A number of studies conducted by the Comprehensive Arrhythmia Research and Management (CARMA) Center at the University of Utah have shown that MRI has tremendous potential to improve the diagnosis and treatment of atrial fibrillation (AF). MR angiograms of the left atrium (LA) help to improve anatomical maps, which are used in conjunction with other imaging modalities to determine optimal sites to target during ablation. In addition to the pre-procedure assessment, MRI has been used post-ablation to detect and quantify the extent of scarring in the LA. Scar formation and the location of that scar within the LA are indicators of procedural success and the prevention of AF recurrence. Without this technology, such assessments could only be made using invasive methods.
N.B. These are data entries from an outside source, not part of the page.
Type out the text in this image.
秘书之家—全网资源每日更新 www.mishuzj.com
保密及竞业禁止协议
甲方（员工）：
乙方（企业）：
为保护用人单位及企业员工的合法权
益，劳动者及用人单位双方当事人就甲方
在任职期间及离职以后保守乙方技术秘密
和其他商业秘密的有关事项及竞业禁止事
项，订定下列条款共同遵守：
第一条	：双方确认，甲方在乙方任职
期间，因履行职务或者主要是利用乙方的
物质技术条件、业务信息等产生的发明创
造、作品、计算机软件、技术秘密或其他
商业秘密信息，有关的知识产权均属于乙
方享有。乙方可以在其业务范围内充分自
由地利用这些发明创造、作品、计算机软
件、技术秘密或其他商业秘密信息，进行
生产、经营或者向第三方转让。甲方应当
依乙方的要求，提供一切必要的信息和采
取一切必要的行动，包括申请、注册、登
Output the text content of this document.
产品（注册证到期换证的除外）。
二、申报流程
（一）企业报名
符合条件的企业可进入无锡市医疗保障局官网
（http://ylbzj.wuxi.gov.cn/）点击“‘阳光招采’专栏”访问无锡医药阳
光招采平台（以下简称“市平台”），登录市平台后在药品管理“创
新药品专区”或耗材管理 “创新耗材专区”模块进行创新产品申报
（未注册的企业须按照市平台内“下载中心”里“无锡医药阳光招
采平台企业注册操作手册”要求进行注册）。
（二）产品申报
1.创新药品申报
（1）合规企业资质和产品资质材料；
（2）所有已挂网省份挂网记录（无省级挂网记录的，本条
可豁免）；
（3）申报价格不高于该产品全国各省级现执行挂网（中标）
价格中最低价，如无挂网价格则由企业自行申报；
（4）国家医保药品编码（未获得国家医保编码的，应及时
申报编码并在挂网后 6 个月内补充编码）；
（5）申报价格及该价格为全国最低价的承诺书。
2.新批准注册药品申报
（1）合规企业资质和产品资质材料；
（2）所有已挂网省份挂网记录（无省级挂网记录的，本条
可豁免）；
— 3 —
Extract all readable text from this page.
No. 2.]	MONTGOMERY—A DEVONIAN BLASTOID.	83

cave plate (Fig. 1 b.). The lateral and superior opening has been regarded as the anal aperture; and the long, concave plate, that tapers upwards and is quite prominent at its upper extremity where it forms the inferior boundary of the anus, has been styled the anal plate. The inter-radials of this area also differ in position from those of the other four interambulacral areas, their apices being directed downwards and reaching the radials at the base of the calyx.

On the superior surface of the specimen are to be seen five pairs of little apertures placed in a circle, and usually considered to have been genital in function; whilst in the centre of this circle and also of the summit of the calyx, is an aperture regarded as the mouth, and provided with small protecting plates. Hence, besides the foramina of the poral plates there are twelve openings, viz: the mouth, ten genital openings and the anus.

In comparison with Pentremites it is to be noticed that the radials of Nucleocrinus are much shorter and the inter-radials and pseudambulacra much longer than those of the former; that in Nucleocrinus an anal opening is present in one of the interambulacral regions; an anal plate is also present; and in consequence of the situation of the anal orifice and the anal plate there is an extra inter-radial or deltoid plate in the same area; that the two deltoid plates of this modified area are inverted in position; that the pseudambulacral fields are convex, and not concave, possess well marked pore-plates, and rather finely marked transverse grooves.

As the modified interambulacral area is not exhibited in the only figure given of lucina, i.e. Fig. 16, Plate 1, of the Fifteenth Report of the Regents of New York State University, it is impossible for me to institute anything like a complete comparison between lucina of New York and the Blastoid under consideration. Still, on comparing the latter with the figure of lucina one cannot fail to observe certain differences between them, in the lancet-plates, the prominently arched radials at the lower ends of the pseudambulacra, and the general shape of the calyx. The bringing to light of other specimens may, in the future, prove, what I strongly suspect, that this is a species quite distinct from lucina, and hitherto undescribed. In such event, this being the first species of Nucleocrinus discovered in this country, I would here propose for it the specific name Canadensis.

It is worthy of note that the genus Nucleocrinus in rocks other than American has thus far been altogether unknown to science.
The most promising new development, however, is the application of DE-MRI as a pre-ablation investigative tool into the structural remodeling of LA wall tissue. When used with custom software tools and computer algorithms (Figure 1), DE-MRI not only calculates the extent of non-healthy LA tissue, but also predicts the success of first-time ablations as well as assists with the selection of optimal rate/rhythm control strategies. Given the costs of ablation procedures and heightened demands for replicable, measurable methods that ensure efficacy, such a prognostic tool has incalculable value. As Cardiovascular Business reported in its January 2011 cover story, “Delayed enhancement MRI could be a game changer.”2
Personalizing AF Management
An innovative DE-MRI visualization technique and analysis protocol developed at the CARMA Center personalizes AF management. By using custom-made, high-resolution DE-MRI sequences, CARMA researchers define areas of enhancement within the atrial wall, which correspond to intramyocardial fibrosis and/or ablation scar. This information is the basis for staging disease progression based on the amount of pre-ablation delayed enhancement (fibrosis) as a percentage of the volume of the LA wall. This clinical staging system includes four stages: Utah I (≤5% enhancement) Utah II (>5–20%), Utah III (>20–35%) and Utah IV (>35%) (Figure 3).